People who use the panster method or the gardening method have more ease when they want to take the novel in a different direction. With this, the plot and or characters can be molded or gotten rid of.

I do think for the most part that doing this when you are an experienced writer makes this odd process much easier. To me, the cons outweigh the pros in this but I still use it, because it’s the method that is much more enjoyable to me. With this method though you might find yourself having a more severe writer’s block, this leads to the demise of determination to write the novel you had running through your mind already. Novels are often abandoned to lay there untouched and unseen for days, weeks, months, years and maybe even forever. That is unless someone else decides to pick them up and run for the idea that had been blown away in the storm. This has only happened to me once so far. I got around page one-hundred on a book and quit, but plan to go back. If I am like other gardeners then they also probably go back to the novels.


Plotters have a more organized approach and are lucky that they do. I feel many people are born with the kind of approach that they will take to storytelling. Plotters won’t find them self in the problem of moving from idea to idea because they can’t get out of the figurative six foot hole. A plotters novel gets written more quickly and even smoothly.


As I mentioned earlier, plotters are more confined to the plot and when they decide to change one thing they may have to re-do the whole outline. From what I read, Redoing an outline is not fun.

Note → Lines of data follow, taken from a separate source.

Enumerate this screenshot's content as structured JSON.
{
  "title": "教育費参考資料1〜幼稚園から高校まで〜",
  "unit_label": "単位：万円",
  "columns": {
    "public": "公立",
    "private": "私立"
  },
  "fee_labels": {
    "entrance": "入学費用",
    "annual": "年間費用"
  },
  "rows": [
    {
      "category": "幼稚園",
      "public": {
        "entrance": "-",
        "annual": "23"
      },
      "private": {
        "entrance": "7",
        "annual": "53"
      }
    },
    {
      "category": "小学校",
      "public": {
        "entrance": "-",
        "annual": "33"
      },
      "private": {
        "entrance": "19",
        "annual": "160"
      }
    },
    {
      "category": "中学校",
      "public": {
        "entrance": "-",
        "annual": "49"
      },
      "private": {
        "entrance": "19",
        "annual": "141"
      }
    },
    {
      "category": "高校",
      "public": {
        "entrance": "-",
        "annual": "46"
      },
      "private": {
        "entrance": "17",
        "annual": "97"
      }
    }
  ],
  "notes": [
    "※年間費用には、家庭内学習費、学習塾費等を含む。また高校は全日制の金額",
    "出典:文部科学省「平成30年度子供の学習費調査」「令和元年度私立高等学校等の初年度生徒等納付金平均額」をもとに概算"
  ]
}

The only thing to really take from the quote and what has been put down into the article is: you are who you are. To better expand on this, don’t feel like you have to stay on either one of these methods. You are your own person and when you are writing for the most part you call the shots on what you do and how you do it. Plotting your first novel is recommended but you don’t have to do so, as I haven’t. For the gardeners I say this: keep going and if you need to plot you can still be true to yourself and for the plotters, if you want to go a little of the rails or completely give it a shot. Go your way.